From 2010/11 - 2013/14 Nilsson struggled for playing time for the Bandits playing only 43 games over four seasons. This in part is due to a shoulder injury which set back his 2012/13 and 2013/14 season.

Nilsson's breakout year was well after his release from affiliated baseball. In the 2014-15 Australian Baseball League season, he started playing infield for the first time since his junior years. Nilsson's injury free streak rolled into 2015, when he signed with Kotlarka Praha in the Czech Extraliga and in 24 games, hit .408/.463/.980 with 14 homers.

This form would continue into the 2015-16 Australian Baseball League season, where he hit .284/.363/.480 as an everyday player and integral part of the Bandits first of four consecutive ABL championships.
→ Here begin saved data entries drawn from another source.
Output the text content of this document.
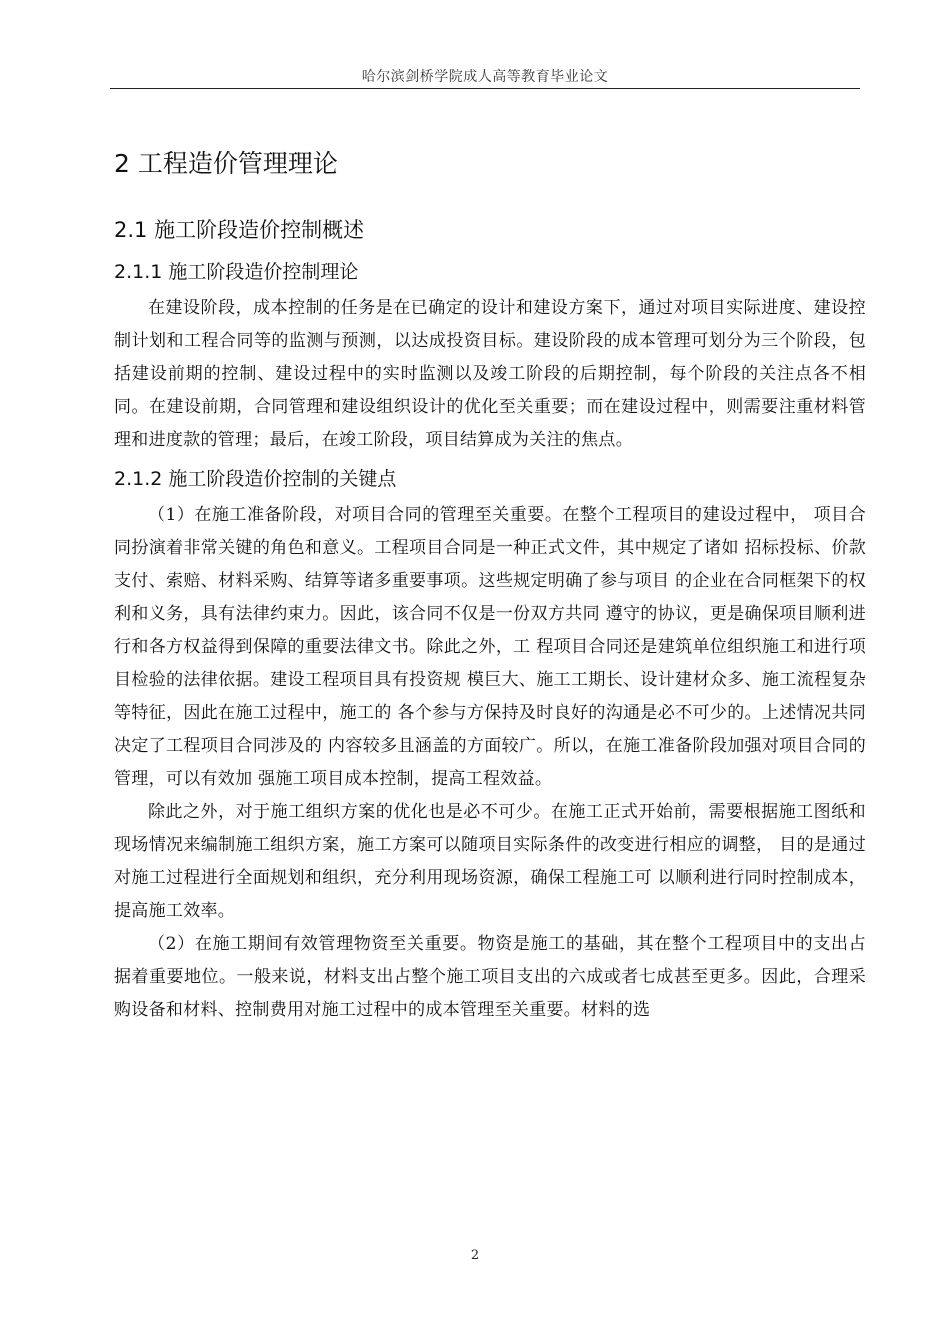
哈尔滨剑桥学院成人高等教育毕业论文
2 工程造价管理理论
2.1 施工阶段造价控制概述
2.1.1 施工阶段造价控制理论

在建设阶段，成本控制的任务是在已确定的设计和建设方案下，通过对项目实际进度、建设控制计划和工程合同等的监测与预测，以达成投资目标。建设阶段的成本管理可划分为三个阶段，包括建设前期的控制、建设过程中的实时监测以及竣工阶段的后期控制，每个阶段的关注点各不相同。在建设前期，合同管理和建设组织设计的优化至关重要；而在建设过程中，则需要注重材料管理和进度款的管理；最后，在竣工阶段，项目结算成为关注的焦点。

2.1.2 施工阶段造价控制的关键点

（1）在施工准备阶段，对项目合同的管理至关重要。在整个工程项目的建设过程中， 项目合同扮演着非常关键的角色和意义。工程项目合同是一种正式文件，其中规定了诸如 招标投标、价款支付、索赔、材料采购、结算等诸多重要事项。这些规定明确了参与项目 的企业在合同框架下的权利和义务，具有法律约束力。因此，该合同不仅是一份双方共同 遵守的协议，更是确保项目顺利进行和各方权益得到保障的重要法律文书。除此之外，工 程项目合同还是建筑单位组织施工和进行项目检验的法律依据。建设工程项目具有投资规 模巨大、施工工期长、设计建材众多、施工流程复杂等特征，因此在施工过程中，施工的 各个参与方保持及时良好的沟通是必不可少的。上述情况共同决定了工程项目合同涉及的 内容较多且涵盖的方面较广。所以，在施工准备阶段加强对项目合同的管理，可以有效加 强施工项目成本控制，提高工程效益。

除此之外，对于施工组织方案的优化也是必不可少。在施工正式开始前，需要根据施工图纸和现场情况来编制施工组织方案，施工方案可以随项目实际条件的改变进行相应的调整， 目的是通过对施工过程进行全面规划和组织，充分利用现场资源，确保工程施工可 以顺利进行同时控制成本，提高施工效率。

（2）在施工期间有效管理物资至关重要。物资是施工的基础，其在整个工程项目中的支出占据着重要地位。一般来说，材料支出占整个施工项目支出的六成或者七成甚至更多。因此，合理采购设备和材料、控制费用对施工过程中的成本管理至关重要。材料的选

2
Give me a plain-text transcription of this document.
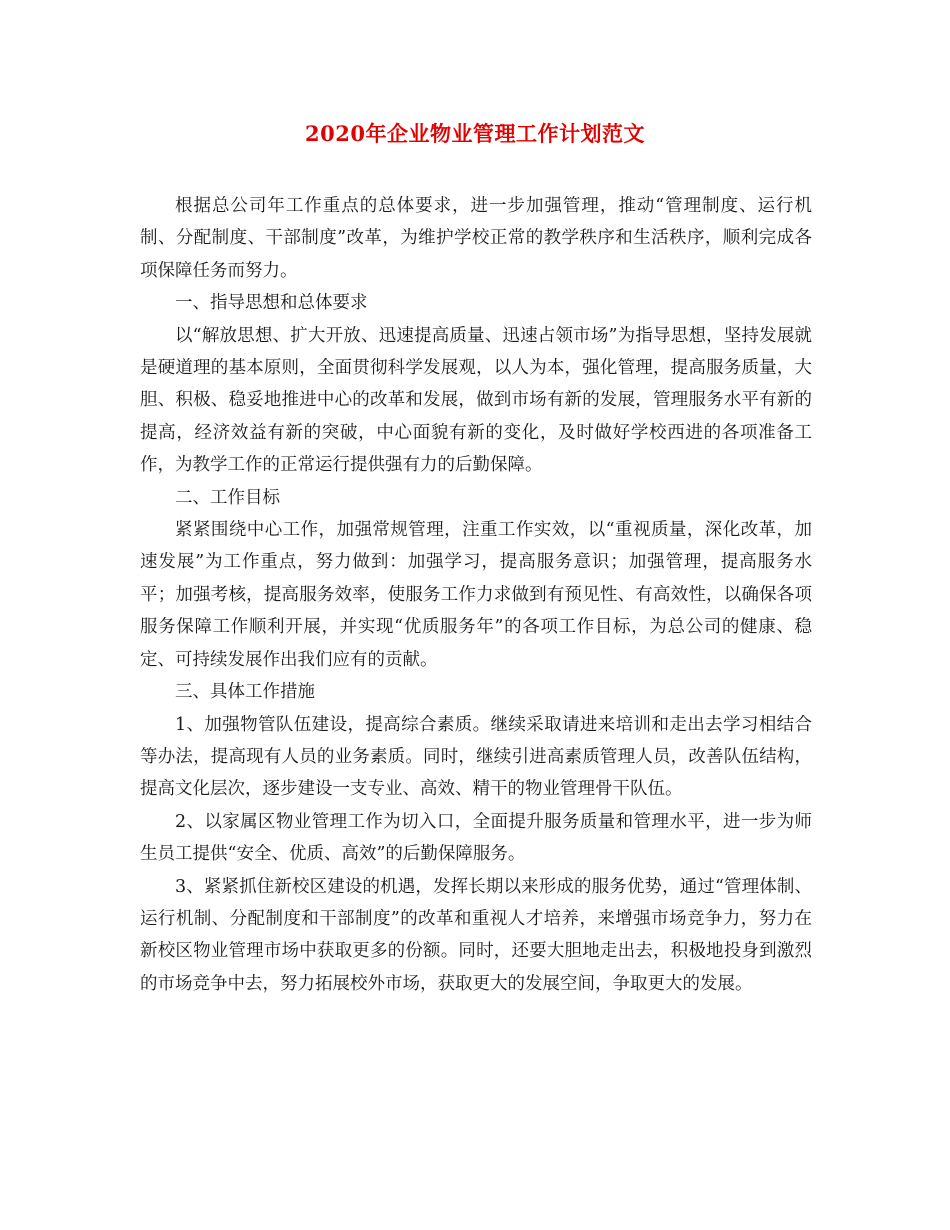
2020年企业物业管理工作计划范文

根据总公司年工作重点的总体要求，进一步加强管理，推动“管理制度、运行机制、分配制度、干部制度”改革，为维护学校正常的教学秩序和生活秩序，顺利完成各项保障任务而努力。

一、指导思想和总体要求

以“解放思想、扩大开放、迅速提高质量、迅速占领市场”为指导思想，坚持发展就是硬道理的基本原则，全面贯彻科学发展观，以人为本，强化管理，提高服务质量，大胆、积极、稳妥地推进中心的改革和发展，做到市场有新的发展，管理服务水平有新的提高，经济效益有新的突破，中心面貌有新的变化，及时做好学校西进的各项准备工作，为教学工作的正常运行提供强有力的后勤保障。

二、工作目标

紧紧围绕中心工作，加强常规管理，注重工作实效，以“重视质量，深化改革，加速发展”为工作重点，努力做到：加强学习，提高服务意识；加强管理，提高服务水平；加强考核，提高服务效率，使服务工作力求做到有预见性、有高效性，以确保各项服务保障工作顺利开展，并实现“优质服务年”的各项工作目标，为总公司的健康、稳定、可持续发展作出我们应有的贡献。

三、具体工作措施

1、加强物管队伍建设，提高综合素质。继续采取请进来培训和走出去学习相结合等办法，提高现有人员的业务素质。同时，继续引进高素质管理人员，改善队伍结构，提高文化层次，逐步建设一支专业、高效、精干的物业管理骨干队伍。

2、以家属区物业管理工作为切入口，全面提升服务质量和管理水平，进一步为师生员工提供“安全、优质、高效”的后勤保障服务。

3、紧紧抓住新校区建设的机遇，发挥长期以来形成的服务优势，通过“管理体制、运行机制、分配制度和干部制度”的改革和重视人才培养，来增强市场竞争力，努力在新校区物业管理市场中获取更多的份额。同时，还要大胆地走出去，积极地投身到激烈的市场竞争中去，努力拓展校外市场，获取更大的发展空间，争取更大的发展。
Over this span and through the 2018-19 season, Nilsson would hit .305 with 24 home runs in 122 games.

Nilsson improved on his versatility from the 2017-18 season, moving to left field full time.

=== Kotlarka Prague ===
Mitchell spent early 2015 playing for Kotlarka Prague in Czech Extraleague which culminated with Mitchell guiding Prague to their first Czech Baseball Championship, defeating reigning champions Draci Brno.

Nilsson was the recipient of the USAsports.cz award for best foreigner in the Czech Extraleague.

=== Cleveland Indians ===
Nilsson was a member of the Cleveland Indians organization from 2007 through to 2014. Nilsson spent most of the time playing in minor development leagues before an unfortunate shoulder injury ended this stint in late 2013.

=== Mannheim Tornados ===
Nilsson signed with the Mannheim Tornados of Germany's Baseball Bundesliga for the 2019 season.

=== Heidenheim Heideköpfe ===
Nilsson returned to Germany for the 2020 season, signing with the Heidenheim Heideköpfe of the Baseball Bundesliga.

== International career ==
He was selected Australia national baseball team at the 2017 World Baseball Classic, 2018 exhibition series against Japan and 2019 WBSC Premier12.